The aging of the storage catalyst is composed of a temporary component and a permanent component. The temporary component is related to poisoning by the sulfur compounds contained in the exhaust gas. These compounds, with the basic components of the storage catalyst, form sulfates which compete with the nitrates. The sulfates are significantly more stable than the nitrates and cannot be removed during normal regeneration of the storage catalyst. Therefore, they reduce the nitrate storage capacity to an increasing extent.
However, the sulfate loading of the storage catalyst can be reduced again. This process is known as desulfating. For this purpose, the catalyst has to be heated to approximately 650° C. and the fuel content of the exhaust gas has to be increased (enrichment). The normalized air/fuel ratio λ during desulfating is typically in the range between 0.7 and 0.98.
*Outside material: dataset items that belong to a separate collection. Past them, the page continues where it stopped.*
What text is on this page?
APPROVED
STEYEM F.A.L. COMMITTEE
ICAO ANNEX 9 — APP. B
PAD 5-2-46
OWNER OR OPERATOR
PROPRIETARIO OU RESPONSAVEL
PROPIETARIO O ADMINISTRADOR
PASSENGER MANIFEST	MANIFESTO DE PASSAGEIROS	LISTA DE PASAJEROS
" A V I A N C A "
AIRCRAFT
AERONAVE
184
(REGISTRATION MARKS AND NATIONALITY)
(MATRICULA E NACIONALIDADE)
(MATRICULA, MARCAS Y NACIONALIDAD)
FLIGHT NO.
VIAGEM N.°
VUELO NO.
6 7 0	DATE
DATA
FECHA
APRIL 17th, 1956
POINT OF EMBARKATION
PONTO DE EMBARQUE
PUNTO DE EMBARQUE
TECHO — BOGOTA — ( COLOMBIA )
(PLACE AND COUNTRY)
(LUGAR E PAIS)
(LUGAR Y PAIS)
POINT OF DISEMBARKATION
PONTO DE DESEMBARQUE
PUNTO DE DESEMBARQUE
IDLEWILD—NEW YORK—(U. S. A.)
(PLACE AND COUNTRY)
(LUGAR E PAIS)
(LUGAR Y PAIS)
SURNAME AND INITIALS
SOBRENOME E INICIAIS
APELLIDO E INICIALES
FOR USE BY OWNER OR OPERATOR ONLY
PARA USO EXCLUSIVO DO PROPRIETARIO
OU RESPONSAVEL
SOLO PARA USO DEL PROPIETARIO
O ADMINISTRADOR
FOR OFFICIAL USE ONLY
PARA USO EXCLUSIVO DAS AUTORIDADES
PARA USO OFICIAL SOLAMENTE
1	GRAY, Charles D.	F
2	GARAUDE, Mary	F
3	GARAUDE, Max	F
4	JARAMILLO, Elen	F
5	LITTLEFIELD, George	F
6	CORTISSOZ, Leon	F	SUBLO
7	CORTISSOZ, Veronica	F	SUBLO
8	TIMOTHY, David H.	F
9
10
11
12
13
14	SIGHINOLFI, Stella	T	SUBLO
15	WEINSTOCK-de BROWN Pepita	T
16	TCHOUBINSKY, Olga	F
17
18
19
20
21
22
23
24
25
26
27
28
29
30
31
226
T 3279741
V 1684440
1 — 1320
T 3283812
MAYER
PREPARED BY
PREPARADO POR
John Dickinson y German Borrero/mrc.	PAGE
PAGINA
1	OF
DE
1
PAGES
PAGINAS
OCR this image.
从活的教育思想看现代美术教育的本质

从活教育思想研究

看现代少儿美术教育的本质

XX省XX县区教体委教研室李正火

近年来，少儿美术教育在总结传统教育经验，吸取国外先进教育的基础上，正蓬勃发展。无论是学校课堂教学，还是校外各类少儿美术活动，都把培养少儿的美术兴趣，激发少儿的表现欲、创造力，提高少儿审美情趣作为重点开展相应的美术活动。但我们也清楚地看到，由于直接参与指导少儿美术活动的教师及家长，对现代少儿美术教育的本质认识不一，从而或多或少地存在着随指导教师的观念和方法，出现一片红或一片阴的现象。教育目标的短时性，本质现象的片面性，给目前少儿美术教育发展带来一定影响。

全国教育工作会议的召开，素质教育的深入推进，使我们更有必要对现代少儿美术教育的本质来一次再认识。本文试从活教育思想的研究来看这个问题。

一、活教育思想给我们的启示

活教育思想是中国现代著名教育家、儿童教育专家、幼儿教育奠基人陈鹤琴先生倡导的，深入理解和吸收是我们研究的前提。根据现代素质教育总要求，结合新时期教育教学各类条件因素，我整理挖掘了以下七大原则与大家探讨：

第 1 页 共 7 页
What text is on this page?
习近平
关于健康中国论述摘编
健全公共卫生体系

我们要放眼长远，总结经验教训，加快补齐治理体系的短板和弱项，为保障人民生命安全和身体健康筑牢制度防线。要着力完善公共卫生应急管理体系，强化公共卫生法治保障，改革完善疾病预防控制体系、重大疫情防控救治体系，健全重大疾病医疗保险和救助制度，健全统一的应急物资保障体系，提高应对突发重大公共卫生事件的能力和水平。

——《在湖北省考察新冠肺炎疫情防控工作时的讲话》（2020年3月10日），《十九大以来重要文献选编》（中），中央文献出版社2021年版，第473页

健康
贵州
The permanent aging of a storage catalyst is related to thermal damage to the component of the storage catalyst. Overheating causes the storage materials themselves and also the catalytically active precious metals to sinter together, so that they lose active surface area. This process cannot be reversed.
For use in a motor vehicle, it is necessary to monitor the aging of the storage catalyst in order to initiate desulfating on demand, to switch the vehicle to stoichiometric operation or if appropriate to trigger a signal that the catalyst needs to be replaced. This process is known as OBD (On Board Diagnosis). A suitable method for testing the efficiency of a nitrogen oxide storage catalyst which is arranged in the exhaust section of an internal combustion engine operated with a lean mix is described, for example, in DE 198 23 921 A1. For this purpose, the current storage capacity of the nitrogen oxide storage catalyst is determined, and a defective nitrogen oxide storage catalyst is diagnosed if the capacity drops below a predetermined minimum capacity.